Frank Collins of the University of Notre Dame is the PI of VectorBase; coinvestigators include William Gelbart of Harvard University; Ewan Birney of the European Bioinformatics Institute, United Kingdom; Kitsos Louis of the Institute of Molecular Biology and Biotechnology, Crete, Greece; and Fotis Kafatos of the Imperial College, United Kingdom.
The NIAID-funded BRC program is tasked with supporting genomic and related data for a variety of different pathogenic organisms. The BRCs import data from existing repositories, generate related data types, store the data in databases, analyze them, and provide for investigator access via user interfaces.
As these BRCs mature, a significant challenge remaining will be to develop user interfaces not only for experts but also for relative novices. This will also impact training on these systems, as in addition to in-person workshops, manuals and online tutorials will need to be developed to reach the widest possible audience. For most of the BRCs, the basic infrastructure and analysis tools are in place, but there remains significant work to be done to enhance scientific usability and workflows through the systems.
Another challenge will be to develop easy-to-use, query-by-example methods to ask complex questions across genomic data types, integrating all this information. For example, one may ask the database to show all genes upregulated during infection as well as the annotations indicating which of these genes were already known to be involved in pathogenesis.
Perhaps most important for the success of the BRC program is the active involvement by the various components of the research community interested in these organisms, including pathogen specialists, biodefense researchers, evolutionary biologists, experts in one model gene family or organism, and genomic researchers.

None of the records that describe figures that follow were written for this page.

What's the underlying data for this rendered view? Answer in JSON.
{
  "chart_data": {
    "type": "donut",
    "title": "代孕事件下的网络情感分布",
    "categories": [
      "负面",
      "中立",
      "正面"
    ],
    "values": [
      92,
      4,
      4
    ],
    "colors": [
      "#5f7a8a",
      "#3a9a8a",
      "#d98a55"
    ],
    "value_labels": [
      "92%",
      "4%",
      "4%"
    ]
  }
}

Each of these groups has different interests and needs, which the BRCs will endeavor to meet.
However, for the BRC program to succeed there is an absolute need for scientists from all of these communities to actively provide feedback, request refinements and enhancements, contribute data and annotations, and most importantly, use the valuable BRC resources relevant to their research. Such input and active use are the only way for these new, powerful bioinformatic resources for pathogens to develop to better serve the research communities, to ensure improved data curation in the future, and to fulfill their mission of facilitating the identification and refinement of molecular targets to develop vaccines, therapeutics, diagnostics, and countermeasures.